D'ailleurs, une importante bataille entre armée, appuyée par le Hezbollah, et rebelles, se joue dans les banlieues sud et est de Damas, selon l'Observatoire syrien des droits de l'Homme (OSDH). Les troupes tentent de reprendre les villes de Zayabiya et Babila, ce qui leur permettrait de couper l'approvisionnement des insurgés retranchés dans le sud de Damas.

Plusieurs quartiers du sud et de l'est de la capitale, dont Qaboun, Barzé, Jobar, Hajar al-Aswad et Qadam étaient eux aussi pris sous le feu de l'armée.

Dans un communiqué, l'opposition a dit craindre que Qaboun et Barzé ne soient pris d'assaut, redoutant «un nouveau massacre». «Après six mois de siège et avec le soutien du Hezbollah (ces secteurs) sont en danger et 40 000 civils souffrent du manque de nourriture et de médicaments».

Selon militants et rebelles, le Hezbollah se déploie désormais aussi dans le nord, en préparation d'un assaut contre la deuxième ville du pays, Alep.

Journée du réfugié

Affirmant que «l'intervention du Hezbollah entraîne des tensions au Liban», le président Sleimane a prévenu que «s'il (le Hezbollah) participe à la bataille d'Alep (...) cela attisera davantage les tensions».
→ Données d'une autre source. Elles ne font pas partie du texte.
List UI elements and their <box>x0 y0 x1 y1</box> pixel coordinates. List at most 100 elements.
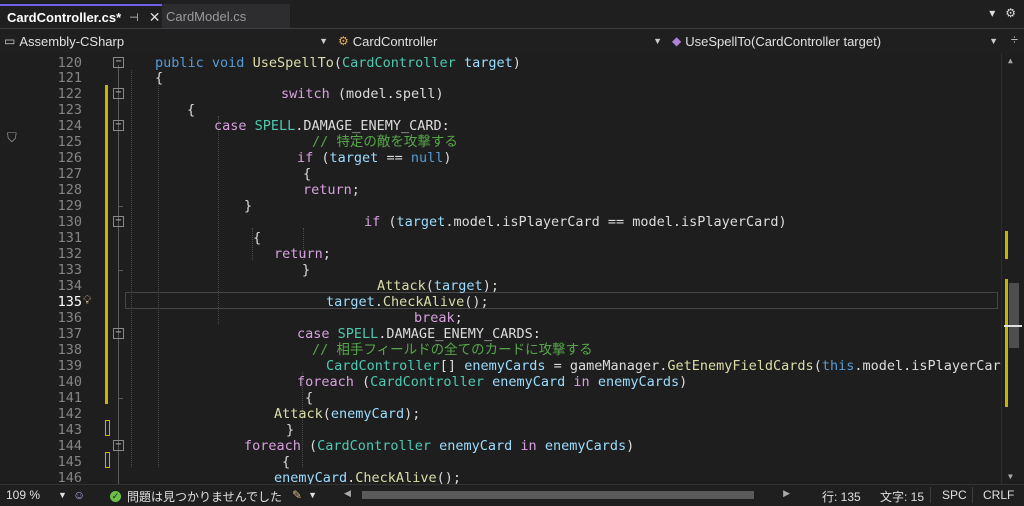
code-line[interactable]: CardController[] enemyCards = gameManage… <box>326 358 1024 374</box>
member-dropdown[interactable]: ◆ UseSpellTo(CardController target) ▼ <box>672 31 1002 51</box>
code-line[interactable]: { <box>303 166 311 182</box>
collapse-icon[interactable]: − <box>113 120 124 131</box>
scroll-up-icon[interactable]: ▲ <box>1008 56 1013 65</box>
line-number: 137 <box>57 326 82 342</box>
code-token: { <box>282 454 291 470</box>
line-number: 140 <box>57 374 82 390</box>
collapse-icon[interactable]: − <box>113 440 124 451</box>
code-token: ); <box>404 406 421 422</box>
collapse-icon[interactable]: − <box>113 328 124 339</box>
line-indicator[interactable]: 行: 135 <box>822 488 861 505</box>
code-token: ( <box>322 406 331 422</box>
char-indicator[interactable]: 文字: 15 <box>880 488 924 505</box>
code-token: } <box>244 198 253 214</box>
code-line[interactable]: Attack(target); <box>377 278 499 294</box>
code-token: CardController <box>370 374 484 390</box>
close-icon[interactable]: ✕ <box>149 9 161 26</box>
scroll-change-mark <box>1005 279 1008 407</box>
code-editor[interactable]: ⛉ 120 121 122 123 124 125 126 127 128 129 130 131 13… <box>0 53 1024 484</box>
code-line[interactable]: foreach (CardController enemyCard in ene… <box>244 438 634 454</box>
code-token: { <box>303 166 312 182</box>
line-number: 139 <box>57 358 82 374</box>
scroll-down-icon[interactable]: ▼ <box>1008 472 1013 481</box>
vertical-scrollbar[interactable]: ▲ ▼ <box>1001 53 1024 484</box>
line-number: 132 <box>57 246 82 262</box>
collapse-icon[interactable]: − <box>113 88 124 99</box>
copilot-icon[interactable]: ☺ <box>73 488 85 502</box>
code-line[interactable]: // 特定の敵を攻撃する <box>312 134 458 150</box>
code-line[interactable]: { <box>305 390 313 406</box>
tab-dropdown-icon[interactable]: ▾ <box>989 6 995 20</box>
code-line[interactable]: } <box>286 422 294 438</box>
line-number: 125 <box>57 134 82 150</box>
code-line[interactable]: { <box>155 70 163 86</box>
code-line[interactable]: if (target.model.isPlayerCard == model.i… <box>364 214 787 230</box>
line-number: 126 <box>57 150 82 166</box>
code-token: CheckAlive <box>382 294 465 310</box>
code-line[interactable]: { <box>187 102 195 118</box>
code-token: if <box>297 150 314 166</box>
project-dropdown[interactable]: ▭ Assembly-CSharp ▼ <box>4 31 332 51</box>
code-token: { <box>155 70 164 86</box>
code-line[interactable]: { <box>253 230 261 246</box>
split-editor-icon[interactable]: ÷ <box>1011 32 1018 47</box>
code-line[interactable]: foreach (CardController enemyCard in ene… <box>297 374 687 390</box>
code-line[interactable]: } <box>244 198 252 214</box>
horizontal-scrollbar[interactable]: ◀ ▶ <box>340 488 790 500</box>
code-line[interactable]: { <box>282 454 290 470</box>
code-token: ( <box>353 374 371 390</box>
code-line[interactable]: Attack(enemyCard); <box>274 406 420 422</box>
bookmark-icon[interactable]: ⛉ <box>7 131 17 146</box>
code-token: (model.spell) <box>329 86 444 102</box>
code-line[interactable]: enemyCard.CheckAlive(); <box>274 470 461 484</box>
method-icon: ◆ <box>672 34 682 48</box>
code-token: SPELL <box>254 118 296 134</box>
line-number: 123 <box>57 102 82 118</box>
code-token: (); <box>436 470 461 484</box>
collapse-icon[interactable]: − <box>113 57 124 68</box>
spacing-indicator[interactable]: SPC <box>942 488 967 502</box>
line-number: 133 <box>57 262 82 278</box>
change-marker <box>105 452 110 468</box>
code-line[interactable]: } <box>302 262 310 278</box>
code-line[interactable]: target.CheckAlive(); <box>326 294 489 310</box>
code-line[interactable]: break; <box>414 310 463 326</box>
scroll-thumb[interactable] <box>362 491 754 499</box>
scroll-right-icon[interactable]: ▶ <box>783 488 790 499</box>
scroll-left-icon[interactable]: ◀ <box>344 488 351 499</box>
code-line[interactable]: return; <box>274 246 331 262</box>
settings-gear-icon[interactable]: ⚙ <box>1005 6 1016 20</box>
code-cleanup-button[interactable]: ✎ ▼ <box>292 488 317 502</box>
class-dropdown[interactable]: ⚙ CardController ▼ <box>338 31 666 51</box>
change-marker <box>105 308 108 404</box>
issues-indicator[interactable]: ✓ 問題は見つかりませんでした <box>110 488 282 505</box>
code-token: ); <box>482 278 499 294</box>
code-token: enemyCards <box>544 438 627 454</box>
tab-cardmodel[interactable]: CardModel.cs <box>162 4 290 28</box>
code-line[interactable]: // 相手フィールドの全てのカードに攻撃する <box>312 342 593 358</box>
tab-cardcontroller[interactable]: CardController.cs* ⊣ ✕ <box>0 4 162 28</box>
collapse-icon[interactable]: − <box>113 216 124 227</box>
line-ending-indicator[interactable]: CRLF <box>983 488 1014 502</box>
code-token: target <box>433 278 483 294</box>
code-line[interactable]: case SPELL.DAMAGE_ENEMY_CARDS: <box>297 326 541 342</box>
lightbulb-icon[interactable]: 💡︎ <box>83 293 91 308</box>
line-number: 129 <box>57 198 82 214</box>
code-line[interactable]: public void UseSpellTo(CardController ta… <box>155 55 521 71</box>
zoom-dropdown[interactable]: 109 % ▼ ☺ <box>6 488 85 502</box>
indent-guide <box>158 84 159 467</box>
code-line[interactable]: case SPELL.DAMAGE_ENEMY_CARD: <box>214 118 450 134</box>
member-label: UseSpellTo(CardController target) <box>685 33 882 49</box>
code-line[interactable]: switch (model.spell) <box>281 86 444 102</box>
tab-label: CardModel.cs <box>166 8 247 24</box>
code-token: ( <box>313 150 330 166</box>
code-token: target <box>396 214 446 230</box>
code-line[interactable]: return; <box>303 182 360 198</box>
pin-icon[interactable]: ⊣ <box>129 11 139 24</box>
code-token: . <box>374 294 383 310</box>
scroll-thumb[interactable] <box>1009 283 1019 348</box>
code-line[interactable]: if (target == null) <box>297 150 451 166</box>
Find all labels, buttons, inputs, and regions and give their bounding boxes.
«Ils doivent rentrer au Liban», a encore indiqué le président libanais dont le pays, sous tutelle syrienne pendant 30 ans, est profondément divisé entre pro et anti-Assad.

À Alep, l'OSDH a dénoncé une situation sanitaire «effrayante» dans la principale prison où des cas de tuberculose et de gale ont été signalés parmi les milliers de détenus.

Sur un autre plan, l'UNESCO a inscrit sur la liste du patrimoine mondial en danger six sites menacés par les combats, en particulier la vieille ville d'Alep, qui a subi des dommages considérables depuis le début en mars 2011 de la révolte contre le régime devenue guerre civile.

Selon l'ONU, plus de 93 000 personnes ont été tuées dans le conflit qui a également poussé à la fuite 1,6 million de réfugiés et 4,25 millions de déplacés, dont le nombre ne cesse de croître.

À l'occasion de la journée du réfugié, l'opposition a appelé la communauté internationale à trouver «des solutions pratiques qui arrêteraient l'effondrement de la Syrie et permettraient aux réfugiés de rentrer chez eux».